À notre arrivée, un héron s'est envolé et un cygne plutôt contrarié se trouvait au milieu de l'eau. On a décidé de partir en direction du nord en empruntant un chemin qui avait clairement servi d'accès aux calèches depuis le Château de Balintore.

Alors que nous étions sur le point de partir, Andrew m'a demandé : "Est-ce qu'on irait pas jeter un œil à l'intérieur du hangar à bateaux ?". Je lui ai répondu "Il faudrait descendre cette grande pente et remonter, ça va être épuisant.". Soudain, Andrew lâcha : "Qu'à cela ne tienne !", et se mit à dévaler la pente à toute vitesse. Je n'ai eu d'autre choix que de le suivre.

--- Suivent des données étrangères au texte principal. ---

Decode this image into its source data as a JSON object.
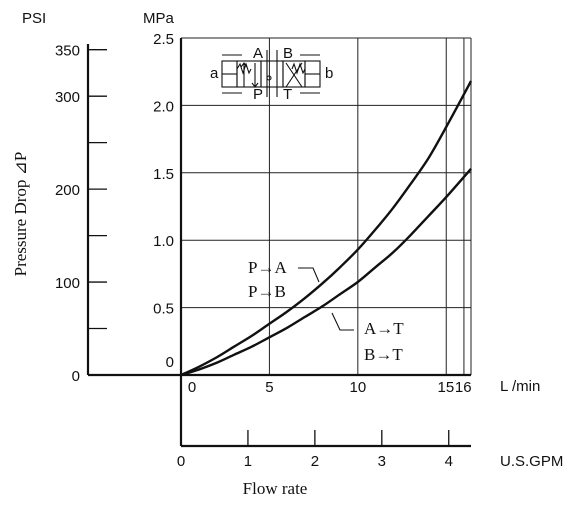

Par miracle, la porte du hangar à bateaux s'est ouverte. "Qu'est-ce que c'est ?", demanda Andrew, scrutant l'intérieur du hangar avec sa lampe torche. "On dirait une bâche en polyéthylène.", ai-je répondu en regardant une masse d'un blanc immaculé dans un coin du bâtiment. "C'est un cygne.", dit Andrew. "Il doit être en train de dormir", ai-je affirmé, car il n'y avait aucun signe de décomposition ni de blessure. "Non, il est mort.", dit Andrew, et effectivement, il y avait une très légère mais indéniable odeur de décomposition digne des mouettes mortes sur la plage. Le cygne du lac était donc son compagnon en deuil et désemparé. Un voisin avait mentionné avoir vu un cygne rôder dans les environs.

Tout ce voyage avait un petit quelque chose magique : traverser des chemins envahis par la végétation pour enfin découvrir que le château avait un étang. Avec le cygne mort, l'histoire a pris une dimension encore plus mythique. Et bien sûr, aucun de nous deux n'avait de caméra ! On a découvert par la suite que le garde-chasse de l'époque avait retiré le cygne mort de l'eau et l'avait mis dans le hangar à bateaux. Et à ce jour, les ossements du cygne s'y trouvent encore.